TLS certificatesDocker Hardened Images contain standard TLS certificates by default. There is no need to install TLS certificates.
PortsNon-dev hardened images run as a nonroot user by default. As a result, applications in these images can't bind to privileged ports (below 1024) when running in Kubernetes or in Docker Engine versions older than 20.10.
Entry pointDocker Hardened Images may have different entry points than images such as Docker Official Images. Inspect entry points for Docker Hardened Images and update your Dockerfile if necessary.
No shellBy default, non-dev images, intended for runtime, don't contain a shell. Use dev images in build stages to run shell commands and then copy artifacts to the runtime stage.

The following steps outline the general migration process.

  1. Find hardened images for your app.

    A hardened image may have several variants. Inspect the image tags and find the image variant that meets your needs.

  2. Update the base image in your Dockerfile.

    Update the base image in your application's Dockerfile to the hardened image you found in the previous step. For Python projects using uv, you'll typically want to use the dev variant to install dependencies.

  3. For multi-stage Dockerfiles, update the runtime image in your Dockerfile.

    To ensure that your final image is as minimal as possible, you should use a multi-stage build. All stages in your Dockerfile should use a hardened image. While intermediary stages will typically use images tagged as dev, your final runtime stage should use a non-dev Python image variant.

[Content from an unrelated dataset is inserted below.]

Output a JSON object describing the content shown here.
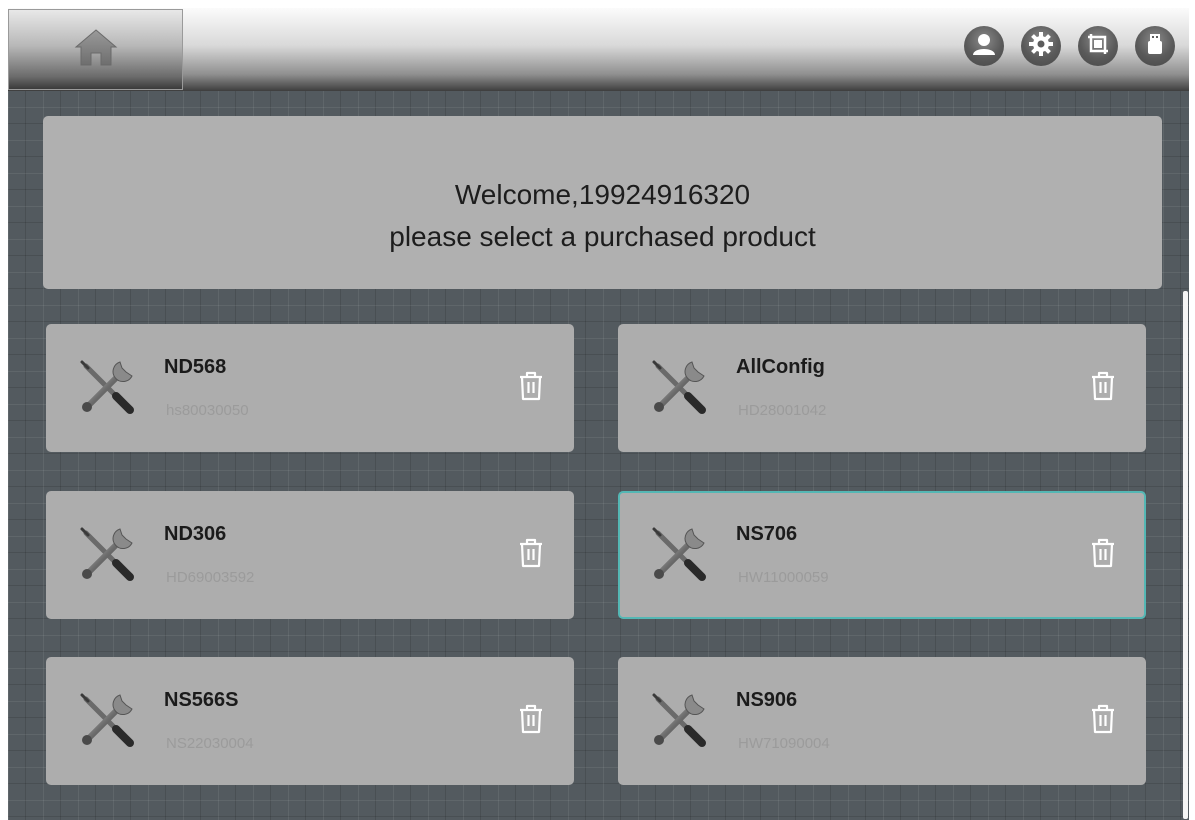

  4. Install additional packages

    Docker Hardened Images contain minimal packages in order to reduce the potential attack surface. You may need to install additional packages in your Dockerfile. Inspect the image variants to identify which packages are already installed.

    Only images tagged as dev typically have package managers. You should use a multi-stage Dockerfile to install the packages. Install the packages in the build stage that uses a dev image. Then, if needed, copy any necessary artifacts to the runtime stage that uses a non-dev image.

    For Alpine-based images, you can use apk to install packages. For Debian-based images, you can use apt-get to install packages.

Troubleshoot migration

General debugging

The hardened images intended for runtime don't contain a shell nor any tools for debugging. The recommended method for debugging applications built with Docker Hardened Images is to use Docker Debug to attach to these containers. Docker Debug provides a shell, common debugging tools, and lets you install other tools in an ephemeral, writable layer that only exists during the debugging session.

Permissions

By default image variants intended for runtime, run as the nonroot user. Ensure that necessary files and directories are accessible to the nonroot user. You may need to copy files to different directories or change permissions so your application running as the nonroot user can access them.

Privileged ports

Non-dev hardened images run as a nonroot user by default. As a result, applications in these images can't bind to privileged ports (below 1024) when running in Kubernetes or in Docker Engine versions older than 20.10.

No shell

By default, image variants intended for runtime don't contain a shell. Use dev images in build stages to run shell commands and then copy any necessary artifacts into the runtime stage. In addition, use Docker Debug to debug containers with no shell.

Entry point

Docker Hardened Images may have different entry points than images such as Docker Official Images. Use docker inspect to inspect entry points for Docker Hardened Images and update your Dockerfile if necessary.

Working with Python virtual environments

When using uv in a multi-stage build, ensure that the virtual environment created by uv is properly copied to your runtime stage. The virtual environment is typically located at .venv in your project directory. You'll also need to update your PATH environment variable to include the virtual environment's bin directory.